The city's name is a clue hidden in plain sight. "Corfu" descends from Korypho -- the Greek word for peak -- and refers to the twin summits of this fortress promontory jutting into the Ionian Sea. Before the old town spread westward, before the New Fortress rose, before the Esplanade became a cricket pitch under British rule, this rocky headland was Corfu. The Byzantine town huddled within its walls. The Venetians rebuilt those walls into something the Ottoman Empire threw its armies against three times and failed to take. The fortress endured. What happened inside its walls across the centuries is a story that runs from military triumph to unspeakable cruelty.
The Old Fortress occupies a promontory separated from the town by the Contrafossa, an artificial moat that the Venetians carved to isolate the stronghold. A bridge spans this channel, connecting the civilian city to the military one. The twin peaks -- koryphes in Greek -- gave the town its Western identity, a name that stuck even as the fortress passed through half a dozen hands. During Byzantine times, the original town of Corfu grew within and around these heights. When the Venetians took control in 1386, they recognized the promontory's strategic genius: steep cliffs on three sides, deep water below, and a single approachable face that could be walled, moated, and bristling with cannon. They turned a natural stronghold into an engineered one, layering centuries of fortification onto bedrock that had been defensible since antiquity.
The Ottomans tested this fortress repeatedly, and the fortress held.
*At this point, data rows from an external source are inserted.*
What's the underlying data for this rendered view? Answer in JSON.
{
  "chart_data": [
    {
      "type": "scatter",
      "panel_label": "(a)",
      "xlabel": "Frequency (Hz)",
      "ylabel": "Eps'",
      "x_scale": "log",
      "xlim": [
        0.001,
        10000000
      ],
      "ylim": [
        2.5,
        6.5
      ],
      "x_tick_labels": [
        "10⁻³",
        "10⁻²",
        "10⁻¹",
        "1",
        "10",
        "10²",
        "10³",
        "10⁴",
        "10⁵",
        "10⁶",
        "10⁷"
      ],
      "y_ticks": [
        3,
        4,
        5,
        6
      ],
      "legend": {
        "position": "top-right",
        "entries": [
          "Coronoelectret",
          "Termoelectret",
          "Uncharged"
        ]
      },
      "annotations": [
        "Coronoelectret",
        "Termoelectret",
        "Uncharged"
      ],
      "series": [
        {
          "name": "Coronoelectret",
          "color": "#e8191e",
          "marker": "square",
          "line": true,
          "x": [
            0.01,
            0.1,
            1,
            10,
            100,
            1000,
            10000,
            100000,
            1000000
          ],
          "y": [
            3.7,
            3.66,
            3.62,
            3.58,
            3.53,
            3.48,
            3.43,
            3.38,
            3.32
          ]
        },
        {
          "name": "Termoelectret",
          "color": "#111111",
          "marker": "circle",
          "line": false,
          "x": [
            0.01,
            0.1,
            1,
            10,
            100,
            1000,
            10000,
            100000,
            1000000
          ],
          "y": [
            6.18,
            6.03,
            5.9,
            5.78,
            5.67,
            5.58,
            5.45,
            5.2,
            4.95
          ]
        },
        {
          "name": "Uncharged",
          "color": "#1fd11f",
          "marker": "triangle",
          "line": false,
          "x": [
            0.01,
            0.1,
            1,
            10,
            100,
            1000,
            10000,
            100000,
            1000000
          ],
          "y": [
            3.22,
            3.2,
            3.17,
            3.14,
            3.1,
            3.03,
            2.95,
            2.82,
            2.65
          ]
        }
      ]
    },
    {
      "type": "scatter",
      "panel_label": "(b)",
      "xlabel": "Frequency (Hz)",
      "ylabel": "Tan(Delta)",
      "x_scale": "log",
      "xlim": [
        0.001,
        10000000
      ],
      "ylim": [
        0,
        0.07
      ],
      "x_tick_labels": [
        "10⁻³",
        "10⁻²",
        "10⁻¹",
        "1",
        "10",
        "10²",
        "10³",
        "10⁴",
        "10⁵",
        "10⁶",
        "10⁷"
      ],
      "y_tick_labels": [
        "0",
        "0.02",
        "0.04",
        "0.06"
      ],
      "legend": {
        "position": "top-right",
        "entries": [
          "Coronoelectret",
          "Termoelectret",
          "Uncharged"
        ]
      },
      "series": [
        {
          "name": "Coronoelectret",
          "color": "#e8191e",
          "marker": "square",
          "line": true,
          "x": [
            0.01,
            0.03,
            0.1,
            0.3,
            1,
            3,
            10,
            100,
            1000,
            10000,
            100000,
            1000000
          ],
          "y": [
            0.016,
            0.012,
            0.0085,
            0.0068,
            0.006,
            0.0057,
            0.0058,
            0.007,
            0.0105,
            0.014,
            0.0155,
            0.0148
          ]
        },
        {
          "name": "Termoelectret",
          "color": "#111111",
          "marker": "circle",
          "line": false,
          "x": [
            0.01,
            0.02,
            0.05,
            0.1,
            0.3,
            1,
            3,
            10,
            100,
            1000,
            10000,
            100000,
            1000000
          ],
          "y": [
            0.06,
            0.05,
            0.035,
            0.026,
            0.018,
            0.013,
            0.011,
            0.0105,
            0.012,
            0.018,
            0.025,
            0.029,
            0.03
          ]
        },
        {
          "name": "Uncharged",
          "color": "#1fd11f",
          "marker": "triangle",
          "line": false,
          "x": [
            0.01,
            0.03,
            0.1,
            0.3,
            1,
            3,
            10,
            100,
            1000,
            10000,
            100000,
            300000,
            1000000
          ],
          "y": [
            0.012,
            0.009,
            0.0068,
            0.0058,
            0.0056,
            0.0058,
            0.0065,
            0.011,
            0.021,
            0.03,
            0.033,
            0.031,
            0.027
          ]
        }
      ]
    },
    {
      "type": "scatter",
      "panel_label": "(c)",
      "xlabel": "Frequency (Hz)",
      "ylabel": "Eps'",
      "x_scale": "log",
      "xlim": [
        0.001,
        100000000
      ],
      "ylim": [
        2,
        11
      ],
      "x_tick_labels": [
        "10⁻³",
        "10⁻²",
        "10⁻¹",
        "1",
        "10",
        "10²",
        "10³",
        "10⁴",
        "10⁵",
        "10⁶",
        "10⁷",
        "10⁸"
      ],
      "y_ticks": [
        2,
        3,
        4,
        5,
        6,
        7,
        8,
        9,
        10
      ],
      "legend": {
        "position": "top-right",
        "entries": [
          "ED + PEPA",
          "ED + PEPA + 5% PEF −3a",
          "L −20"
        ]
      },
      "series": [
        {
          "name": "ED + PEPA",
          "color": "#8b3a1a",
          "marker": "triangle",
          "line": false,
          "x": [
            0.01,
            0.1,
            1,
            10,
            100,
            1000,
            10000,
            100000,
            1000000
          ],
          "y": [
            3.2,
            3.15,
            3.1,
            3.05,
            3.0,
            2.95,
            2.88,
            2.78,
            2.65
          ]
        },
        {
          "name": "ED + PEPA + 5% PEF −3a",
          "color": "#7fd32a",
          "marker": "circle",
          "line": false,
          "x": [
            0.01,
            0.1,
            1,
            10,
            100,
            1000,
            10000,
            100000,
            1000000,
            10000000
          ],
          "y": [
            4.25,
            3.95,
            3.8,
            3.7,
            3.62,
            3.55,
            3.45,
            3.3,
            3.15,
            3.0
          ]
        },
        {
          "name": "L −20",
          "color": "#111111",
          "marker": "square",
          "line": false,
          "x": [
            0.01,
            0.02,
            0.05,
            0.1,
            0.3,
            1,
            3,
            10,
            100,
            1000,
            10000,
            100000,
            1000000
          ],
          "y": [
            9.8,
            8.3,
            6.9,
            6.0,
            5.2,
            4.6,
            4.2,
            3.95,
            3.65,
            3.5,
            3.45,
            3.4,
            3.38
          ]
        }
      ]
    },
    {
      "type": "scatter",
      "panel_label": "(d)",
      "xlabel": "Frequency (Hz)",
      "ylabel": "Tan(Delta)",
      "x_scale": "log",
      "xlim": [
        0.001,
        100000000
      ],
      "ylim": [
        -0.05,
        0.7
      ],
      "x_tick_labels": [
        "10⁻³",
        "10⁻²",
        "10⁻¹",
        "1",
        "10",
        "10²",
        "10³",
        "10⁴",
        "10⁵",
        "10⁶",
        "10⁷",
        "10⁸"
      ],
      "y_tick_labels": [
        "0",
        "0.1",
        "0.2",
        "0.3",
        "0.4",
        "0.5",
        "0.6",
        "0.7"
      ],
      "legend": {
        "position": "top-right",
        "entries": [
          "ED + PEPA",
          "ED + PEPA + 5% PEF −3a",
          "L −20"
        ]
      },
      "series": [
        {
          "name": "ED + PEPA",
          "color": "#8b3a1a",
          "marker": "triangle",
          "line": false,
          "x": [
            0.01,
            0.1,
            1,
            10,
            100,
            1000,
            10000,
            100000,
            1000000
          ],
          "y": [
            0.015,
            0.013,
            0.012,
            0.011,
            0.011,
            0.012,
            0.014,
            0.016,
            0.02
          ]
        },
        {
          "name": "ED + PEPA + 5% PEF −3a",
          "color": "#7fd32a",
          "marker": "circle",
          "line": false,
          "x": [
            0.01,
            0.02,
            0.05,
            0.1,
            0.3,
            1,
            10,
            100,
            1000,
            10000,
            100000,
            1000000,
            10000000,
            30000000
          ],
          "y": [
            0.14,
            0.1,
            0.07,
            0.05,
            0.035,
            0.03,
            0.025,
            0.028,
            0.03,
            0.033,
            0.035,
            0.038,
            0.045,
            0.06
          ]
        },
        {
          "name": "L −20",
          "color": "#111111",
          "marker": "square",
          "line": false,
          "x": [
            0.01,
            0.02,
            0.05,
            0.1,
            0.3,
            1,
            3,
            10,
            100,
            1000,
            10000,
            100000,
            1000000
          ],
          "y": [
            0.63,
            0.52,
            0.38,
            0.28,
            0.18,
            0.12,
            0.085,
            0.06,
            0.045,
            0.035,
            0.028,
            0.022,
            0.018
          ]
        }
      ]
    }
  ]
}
The great siege of 1537 brought Suleiman's forces against the walls, ravaging the undefended countryside -- the people of Corfu who could not fit within the fortress were killed or enslaved. The Venetians' triage was brutal: women, children, and the elderly were classified as inutili, the useless, and turned away from the gates to face the Ottoman army outside. The siege of 1571 followed a similar pattern. But it was the 1716 siege that became legendary. Venice appointed Count Johann Matthias von der Schulenburg to command the defense. For seven weeks, Schulenburg and the Corfiote garrison fought the Ottoman forces, who outnumbered them significantly. Captain Andrea Pisani, the Venetian fortress commander and brother of the Doge, was killed along with his staff. On 19 August 1716, the Ottomans abandoned the siege. Schulenburg rebuilt the fortress afterward, adding new fortifications on Avrami and Sarocco hills by 1721.
The fortress survived the Ottomans only to face modern weaponry. In 1923, during the Corfu Incident, the Italian Air Force bombarded both the Old and New Fortresses -- an act of aggression by Mussolini's government over a diplomatic dispute. The damage was repaired, but worse was coming. When Nazi Germany occupied Corfu during World War II, the Old Fortress became a prison. On 8 June 1944, the Jewish community of Corfu -- families who had lived on the island for centuries -- received orders to report to the fort the following morning. Some escaped into the countryside, hidden by Christian neighbors. Most, fearing for their families, obeyed. Inside the fortress, the Nazis stripped them of jewelry, keys, and possessions, then held them for days in the old jail under conditions without basic amenities.
From the fortress, the Jewish prisoners were transported by stages -- first to Lefkada, then to Patras, Piraeus, and the Haidari detention camp near Athens. From there, approximately 1,800 Corfiot Jews were loaded onto trains bound for Birkenau. Of those who were forced to leave Corfu, only 120 returned. An entire community, woven into the island's fabric since at least the medieval period, was effectively erased in a matter of weeks. The fortress that had sheltered Corfiots from Ottoman armies became the instrument of their community's destruction under Nazi occupation. Today, the fortress grounds host art and culture exhibitions, and the Hellenic Music Research Lab of the Ionian University occupies part of the site. The transformation from prison to cultural space does not erase what happened -- it layers new meaning onto old stone, as Corfu has always done.
The fortress found an unexpected second life in popular culture when the 1981 James Bond film For Your Eyes Only used it as a filming location -- the scene where Bond pushes the villain Emile Locque's Mercedes off a cliff was shot on its ramparts. The fortifications that Schulenburg added after 1716 were demolished when Corfu united with Greece in 1864, as required by the Treaty of London, but the core Venetian structure remains. Walking the fortress today, you cross the bridge over the Contrafossa, climb through Venetian gates, and reach the twin peaks where the view encompasses the town, the sea, and the Albanian mountains beyond. The stone holds all of it -- the Byzantine origins, the Venetian engineering, the Ottoman failures, the Nazi atrocity, and the slow work of turning a military site into something that serves peacetime.
The Old Fortress sits at approximately 39.623N, 19.929E on a prominent promontory on the eastern edge of Corfu Town. From the air, it is clearly distinguishable as a rocky headland separated from the town by the Contrafossa channel. The twin peaks are visible from moderate altitude. Corfu International Airport (ICAO: LGKR) is approximately 3 km to the south. The fortress faces the Albanian coast across the narrow Corfu Channel. Look for the bridge connecting the fortress to the main town across the artificial moat.